The running result indicates that the width of each row in the generated file is different. What should we do? You only need to change the 19th rows in the program:
Sw. writeLine ({0} {1, 14: N2}, encode. getString (encode. getBytes (names [I]. padRight (8), 0, 8), salarys [I]);
That's all.

Assume that the code of the salary.txt file is a UTF-16, whether to put the program in
Encoding encode = Encoding. GetEncoding (GB18030 );
Changed:
Encoding encode = Encoding. Unicode;
That's all? This issue is left for readers to think about.

Imagine that, in the near future, character encoding would all use UTF-16 in all operating systems, in addition, a full-width character and a half-width character share the same width when displayed on the screen and printed on the printer (if it is not an equal-width font, the width of A and I at the halfwidth is also different ). In this case, the full angle and the half angle are no longer required (everyone is the same, the full angle is also the half angle, just as programmers in English-speaking countries do not have this problem (for them, there is no full-angle character concept ).

 

Related Article

Contact Us

The content source of this page is from Internet, which doesn't represent Alibaba Cloud's opinion; products and services mentioned on that page don't have any relationship with Alibaba Cloud. If the content of the page makes you feel confusing, please write us an email, we will handle the problem within 5 days after receiving your email.

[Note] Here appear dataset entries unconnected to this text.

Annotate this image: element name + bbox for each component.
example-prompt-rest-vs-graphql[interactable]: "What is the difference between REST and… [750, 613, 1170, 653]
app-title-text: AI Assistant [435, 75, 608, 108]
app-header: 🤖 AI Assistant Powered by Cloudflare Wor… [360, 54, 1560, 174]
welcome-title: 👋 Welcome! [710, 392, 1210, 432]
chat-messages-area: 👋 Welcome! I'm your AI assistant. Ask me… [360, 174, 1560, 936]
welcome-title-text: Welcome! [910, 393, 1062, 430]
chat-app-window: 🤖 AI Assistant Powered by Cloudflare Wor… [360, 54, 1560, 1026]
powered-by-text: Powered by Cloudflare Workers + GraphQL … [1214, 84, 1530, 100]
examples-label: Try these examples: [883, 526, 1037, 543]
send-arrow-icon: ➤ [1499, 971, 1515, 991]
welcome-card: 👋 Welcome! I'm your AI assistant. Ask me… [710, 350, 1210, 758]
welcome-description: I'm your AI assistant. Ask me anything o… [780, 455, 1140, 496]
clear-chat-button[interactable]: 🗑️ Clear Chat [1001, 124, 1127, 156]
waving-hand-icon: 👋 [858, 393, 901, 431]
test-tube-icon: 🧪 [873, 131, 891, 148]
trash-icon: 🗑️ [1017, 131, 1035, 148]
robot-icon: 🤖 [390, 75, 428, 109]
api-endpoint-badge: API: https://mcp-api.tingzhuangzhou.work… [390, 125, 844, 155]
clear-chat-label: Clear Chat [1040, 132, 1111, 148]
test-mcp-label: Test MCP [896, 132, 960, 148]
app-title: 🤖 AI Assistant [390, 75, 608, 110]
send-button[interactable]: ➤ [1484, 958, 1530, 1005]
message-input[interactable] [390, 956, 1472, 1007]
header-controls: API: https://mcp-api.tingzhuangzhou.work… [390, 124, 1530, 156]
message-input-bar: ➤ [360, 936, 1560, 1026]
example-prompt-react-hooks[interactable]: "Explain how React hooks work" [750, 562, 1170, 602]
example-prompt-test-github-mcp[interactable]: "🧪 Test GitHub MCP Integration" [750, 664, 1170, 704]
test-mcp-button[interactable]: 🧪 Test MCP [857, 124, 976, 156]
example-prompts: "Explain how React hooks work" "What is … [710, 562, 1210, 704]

If you find any instances of plagiarism from the community, please send an email to: info-contact@alibabacloud.com and provide relevant evidence. A staff member will contact you within 5 working days.

A Free Trial That Lets You Build Big!

Start building with 50+ products and up to 12 months usage for Elastic Compute Service

  • Sales Support

    1 on 1 presale consultation

  • After-Sales Support

    24/7 Technical Support 6 Free Tickets per Quarter Faster Response

  • Alibaba Cloud offers highly flexible support services tailored to meet your exact needs.